LONDON -- Former British nurse Lucy Letby was sentenced on Monday to spend the rest of her life in prison after being found guilty in the worst child serial killer case in the modern history of the U.K.
She was convicted in Manchester Crown Court of murdering seven babies and trying to kill six others while working at the Countess of Chester Hospital between June 2015 and June 2016. She was first arrested in 2018.
A handout image taken from police bodycam footage released by Cheshire Constabulary police force in Manchester on August 17, 2023, shows the nurse Lucy Letby being arrested at home in Chester on July 3, 2018.
Cheshire Constabulary/AFP via Getty Images
Some infants were killed by injecting them with air, others were force-fed milk and two were poisoned with insulin, court documents said.
In a televised sentencing, Judge James Goss addressed the murder of each baby and said that there was "a deep malevolence bordering on sadism" in Letby's actions.
"This was a cruel, calculated, and cynical campaign of child murder involving the smallest and most vulnerable of children," he added.

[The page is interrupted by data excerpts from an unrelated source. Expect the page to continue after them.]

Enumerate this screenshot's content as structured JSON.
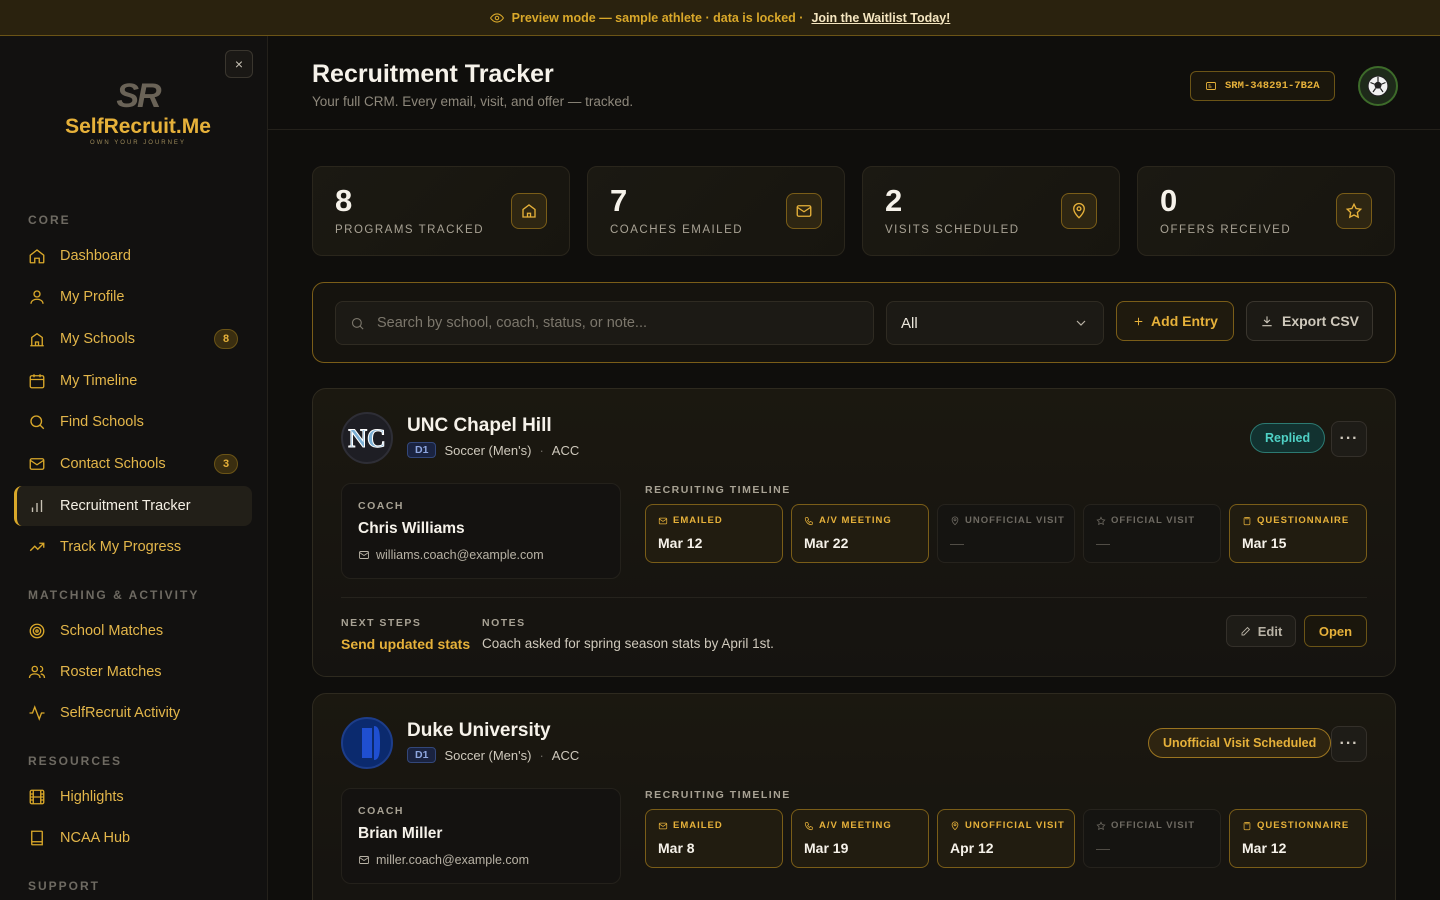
{
  "banner": {
    "text": "Preview mode — sample athlete · data is locked · ",
    "link": "Join the Waitlist Today!"
  },
  "sidebar": {
    "close": "×",
    "logo_mark": "SR",
    "logo_name": "SelfRecruit.Me",
    "logo_tagline": "OWN YOUR JOURNEY",
    "sections": [
      "CORE",
      "MATCHING & ACTIVITY",
      "RESOURCES",
      "SUPPORT"
    ],
    "items": [
      {
        "label": "Dashboard",
        "icon": "home-icon"
      },
      {
        "label": "My Profile",
        "icon": "user-icon"
      },
      {
        "label": "My Schools",
        "icon": "school-icon",
        "badge": "8"
      },
      {
        "label": "My Timeline",
        "icon": "calendar-icon"
      },
      {
        "label": "Find Schools",
        "icon": "search-icon"
      },
      {
        "label": "Contact Schools",
        "icon": "mail-icon",
        "badge": "3"
      },
      {
        "label": "Recruitment Tracker",
        "icon": "bar-chart-icon",
        "active": true
      },
      {
        "label": "Track My Progress",
        "icon": "trend-icon"
      },
      {
        "label": "School Matches",
        "icon": "target-icon"
      },
      {
        "label": "Roster Matches",
        "icon": "users-icon"
      },
      {
        "label": "SelfRecruit Activity",
        "icon": "activity-icon"
      },
      {
        "label": "Highlights",
        "icon": "film-icon"
      },
      {
        "label": "NCAA Hub",
        "icon": "book-icon"
      }
    ]
  },
  "header": {
    "title": "Recruitment Tracker",
    "subtitle": "Your full CRM. Every email, visit, and offer — tracked.",
    "athlete_id": "SRM-348291-7B2A"
  },
  "stats": [
    {
      "value": "8",
      "label": "PROGRAMS TRACKED",
      "icon": "school-icon"
    },
    {
      "value": "7",
      "label": "COACHES EMAILED",
      "icon": "mail-icon"
    },
    {
      "value": "2",
      "label": "VISITS SCHEDULED",
      "icon": "map-pin-icon"
    },
    {
      "value": "0",
      "label": "OFFERS RECEIVED",
      "icon": "star-icon"
    }
  ],
  "filters": {
    "search_placeholder": "Search by school, coach, status, or note...",
    "status_value": "All",
    "add_label": "Add Entry",
    "export_label": "Export CSV"
  },
  "labels": {
    "coach": "COACH",
    "timeline": "RECRUITING TIMELINE",
    "next_steps": "NEXT STEPS",
    "notes": "NOTES",
    "edit": "Edit",
    "open": "Open",
    "more": "···"
  },
  "schools": [
    {
      "name": "UNC Chapel Hill",
      "division": "D1",
      "sport": "Soccer (Men's)",
      "conference": "ACC",
      "status": "Replied",
      "coach_name": "Chris Williams",
      "coach_email": "williams.coach@example.com",
      "timeline": [
        {
          "name": "EMAILED",
          "date": "Mar 12",
          "done": true,
          "icon": "mail-icon"
        },
        {
          "name": "A/V MEETING",
          "date": "Mar 22",
          "done": true,
          "icon": "phone-icon"
        },
        {
          "name": "UNOFFICIAL VISIT",
          "date": "—",
          "done": false,
          "icon": "map-pin-icon"
        },
        {
          "name": "OFFICIAL VISIT",
          "date": "—",
          "done": false,
          "icon": "star-icon"
        },
        {
          "name": "QUESTIONNAIRE",
          "date": "Mar 15",
          "done": true,
          "icon": "clipboard-icon"
        }
      ],
      "next_steps": "Send updated stats",
      "notes": "Coach asked for spring season stats by April 1st."
    },
    {
      "name": "Duke University",
      "division": "D1",
      "sport": "Soccer (Men's)",
      "conference": "ACC",
      "status": "Unofficial Visit Scheduled",
      "coach_name": "Brian Miller",
      "coach_email": "miller.coach@example.com",
      "timeline": [
        {
          "name": "EMAILED",
          "date": "Mar 8",
          "done": true,
          "icon": "mail-icon"
        },
        {
          "name": "A/V MEETING",
          "date": "Mar 19",
          "done": true,
          "icon": "phone-icon"
        },
        {
          "name": "UNOFFICIAL VISIT",
          "date": "Apr 12",
          "done": true,
          "icon": "map-pin-icon"
        },
        {
          "name": "OFFICIAL VISIT",
          "date": "—",
          "done": false,
          "icon": "star-icon"
        },
        {
          "name": "QUESTIONNAIRE",
          "date": "Mar 12",
          "done": true,
          "icon": "clipboard-icon"
        }
      ]
    }
  ],
  "colors": {
    "accent": "#e6b13a",
    "replied": "#4fd1c5",
    "unofficial": "#e6b13a"
  }
}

Lucy Letby, who was found guilty of the murder of seven babies, speaks during her interrogation, in Chester, Britain, in this screengrab obtained from an undated Handout video obtained by Reuters on August 17, 2023.

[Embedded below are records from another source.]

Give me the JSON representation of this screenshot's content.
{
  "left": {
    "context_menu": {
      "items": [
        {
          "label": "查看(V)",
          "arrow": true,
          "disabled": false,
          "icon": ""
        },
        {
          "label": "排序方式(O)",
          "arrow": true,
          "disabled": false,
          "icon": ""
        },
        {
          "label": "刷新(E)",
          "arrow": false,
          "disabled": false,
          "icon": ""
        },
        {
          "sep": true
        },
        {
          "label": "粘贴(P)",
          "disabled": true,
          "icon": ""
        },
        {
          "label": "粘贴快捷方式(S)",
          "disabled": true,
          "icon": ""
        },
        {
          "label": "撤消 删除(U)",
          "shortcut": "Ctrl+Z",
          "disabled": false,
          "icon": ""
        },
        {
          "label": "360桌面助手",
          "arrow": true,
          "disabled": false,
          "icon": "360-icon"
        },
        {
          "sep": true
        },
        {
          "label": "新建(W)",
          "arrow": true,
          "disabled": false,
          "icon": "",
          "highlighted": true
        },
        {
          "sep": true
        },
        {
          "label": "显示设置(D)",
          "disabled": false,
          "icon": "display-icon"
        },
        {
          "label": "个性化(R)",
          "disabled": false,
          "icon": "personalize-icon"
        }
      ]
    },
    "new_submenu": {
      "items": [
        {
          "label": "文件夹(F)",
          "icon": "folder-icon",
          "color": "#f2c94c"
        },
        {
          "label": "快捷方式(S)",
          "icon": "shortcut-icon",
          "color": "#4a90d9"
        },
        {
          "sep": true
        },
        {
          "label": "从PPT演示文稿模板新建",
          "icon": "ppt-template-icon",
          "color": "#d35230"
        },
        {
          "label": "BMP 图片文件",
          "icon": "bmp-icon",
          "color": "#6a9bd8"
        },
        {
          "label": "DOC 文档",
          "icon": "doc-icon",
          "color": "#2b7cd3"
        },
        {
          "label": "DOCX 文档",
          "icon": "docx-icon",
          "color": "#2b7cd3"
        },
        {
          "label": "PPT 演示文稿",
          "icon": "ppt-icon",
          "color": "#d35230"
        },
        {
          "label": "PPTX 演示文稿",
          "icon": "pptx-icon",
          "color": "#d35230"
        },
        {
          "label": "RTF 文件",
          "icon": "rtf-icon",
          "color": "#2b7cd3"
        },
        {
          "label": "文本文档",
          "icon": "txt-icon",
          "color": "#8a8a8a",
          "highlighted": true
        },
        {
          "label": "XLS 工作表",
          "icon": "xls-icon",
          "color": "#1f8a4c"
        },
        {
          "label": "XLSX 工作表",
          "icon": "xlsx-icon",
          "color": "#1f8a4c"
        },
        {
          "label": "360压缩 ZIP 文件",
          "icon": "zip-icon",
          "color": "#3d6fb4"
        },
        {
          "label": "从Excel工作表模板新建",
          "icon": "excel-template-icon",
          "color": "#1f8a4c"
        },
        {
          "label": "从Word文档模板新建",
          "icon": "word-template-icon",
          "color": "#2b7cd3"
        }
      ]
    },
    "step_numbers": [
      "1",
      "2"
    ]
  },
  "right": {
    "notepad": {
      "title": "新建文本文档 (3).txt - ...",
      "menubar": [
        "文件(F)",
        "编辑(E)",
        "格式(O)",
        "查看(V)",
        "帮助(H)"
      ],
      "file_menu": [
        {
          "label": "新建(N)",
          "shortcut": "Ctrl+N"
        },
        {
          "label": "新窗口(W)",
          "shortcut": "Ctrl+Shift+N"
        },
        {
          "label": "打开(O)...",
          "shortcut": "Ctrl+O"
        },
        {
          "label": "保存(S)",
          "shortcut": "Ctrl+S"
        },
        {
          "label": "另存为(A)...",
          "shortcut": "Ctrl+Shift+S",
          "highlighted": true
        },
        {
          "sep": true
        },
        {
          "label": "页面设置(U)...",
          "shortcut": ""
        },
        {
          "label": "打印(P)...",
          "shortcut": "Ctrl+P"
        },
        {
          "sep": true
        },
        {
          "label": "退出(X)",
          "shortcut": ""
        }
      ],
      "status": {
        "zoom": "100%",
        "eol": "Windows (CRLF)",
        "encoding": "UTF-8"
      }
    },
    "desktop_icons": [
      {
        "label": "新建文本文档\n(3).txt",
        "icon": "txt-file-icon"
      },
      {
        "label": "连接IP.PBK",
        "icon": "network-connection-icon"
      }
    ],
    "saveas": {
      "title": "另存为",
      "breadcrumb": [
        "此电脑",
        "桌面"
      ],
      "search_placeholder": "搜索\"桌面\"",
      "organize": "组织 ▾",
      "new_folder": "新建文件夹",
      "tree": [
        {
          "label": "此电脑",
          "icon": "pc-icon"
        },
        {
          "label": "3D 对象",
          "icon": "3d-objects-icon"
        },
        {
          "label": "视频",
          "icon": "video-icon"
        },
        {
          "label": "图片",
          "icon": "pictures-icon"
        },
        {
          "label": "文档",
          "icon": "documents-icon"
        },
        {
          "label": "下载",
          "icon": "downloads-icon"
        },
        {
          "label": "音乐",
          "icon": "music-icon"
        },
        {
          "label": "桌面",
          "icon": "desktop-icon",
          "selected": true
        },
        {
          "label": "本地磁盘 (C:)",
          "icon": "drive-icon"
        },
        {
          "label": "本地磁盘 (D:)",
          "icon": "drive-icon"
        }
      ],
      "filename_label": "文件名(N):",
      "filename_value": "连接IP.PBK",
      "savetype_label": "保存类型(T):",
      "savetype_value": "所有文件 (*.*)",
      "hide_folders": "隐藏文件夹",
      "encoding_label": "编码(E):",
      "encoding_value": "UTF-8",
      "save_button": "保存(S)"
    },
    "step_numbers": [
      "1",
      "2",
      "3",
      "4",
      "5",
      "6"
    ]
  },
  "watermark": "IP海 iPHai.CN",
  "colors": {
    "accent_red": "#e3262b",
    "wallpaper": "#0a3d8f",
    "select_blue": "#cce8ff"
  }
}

Cheshire Constabulary via Reuters
Letby refused to attend the sentencing to listen to the judge and the families' testimonies.
Earlier on Monday Prime Minister Rishi Sunak said it is "cowardly that people who commit such horrendous crimes do not face their victims."
Goss stated that the court had no power to force the defendant to attend a sentencing session.
Robert Buckland, a former justice secretary. called for proceedings to be broadcast into Letby's cell, despite her wishes, so she had to listen to the victim impact statements, according to GB News. There should be "nowhere to hide" for her, Buckland said.
This court artist drawing by Elizabeth Cook from Aug. 10, 2023 shows of nurse Lucy Letby at Manchester Crown Court in Manchester, England.
Elizabeth Cook/AP
The prime minister said the government is looking at changing the law so criminals are compelled to attend their sentencing hearings.
Parents' testimonies have been extremely emotional, as reported by the BBC. Some were holding toys while admitting they contemplated suicide.
"The trauma will live with us forever … something out of a horror story," said the mother of baby C. The victims' parents cannot be identified under U.K. law, so each baby is referred to by a letter.
Mother of twins E and F said that Letby is "evil disguised as a caring nurse" and that she condemned their family to "living a life sentence."
During the 10-month-long process, Letby insisted she did not harm any of the babies and pointed to issues of poor hygiene and staffing levels in the hospital.
As the U.K. Health and Social Care Secretary Steve Barclay said, a government-commissioned inquiry will examine why the children's nurse was allowed to continue on the unit despite senior doctors raising concerns about her for months.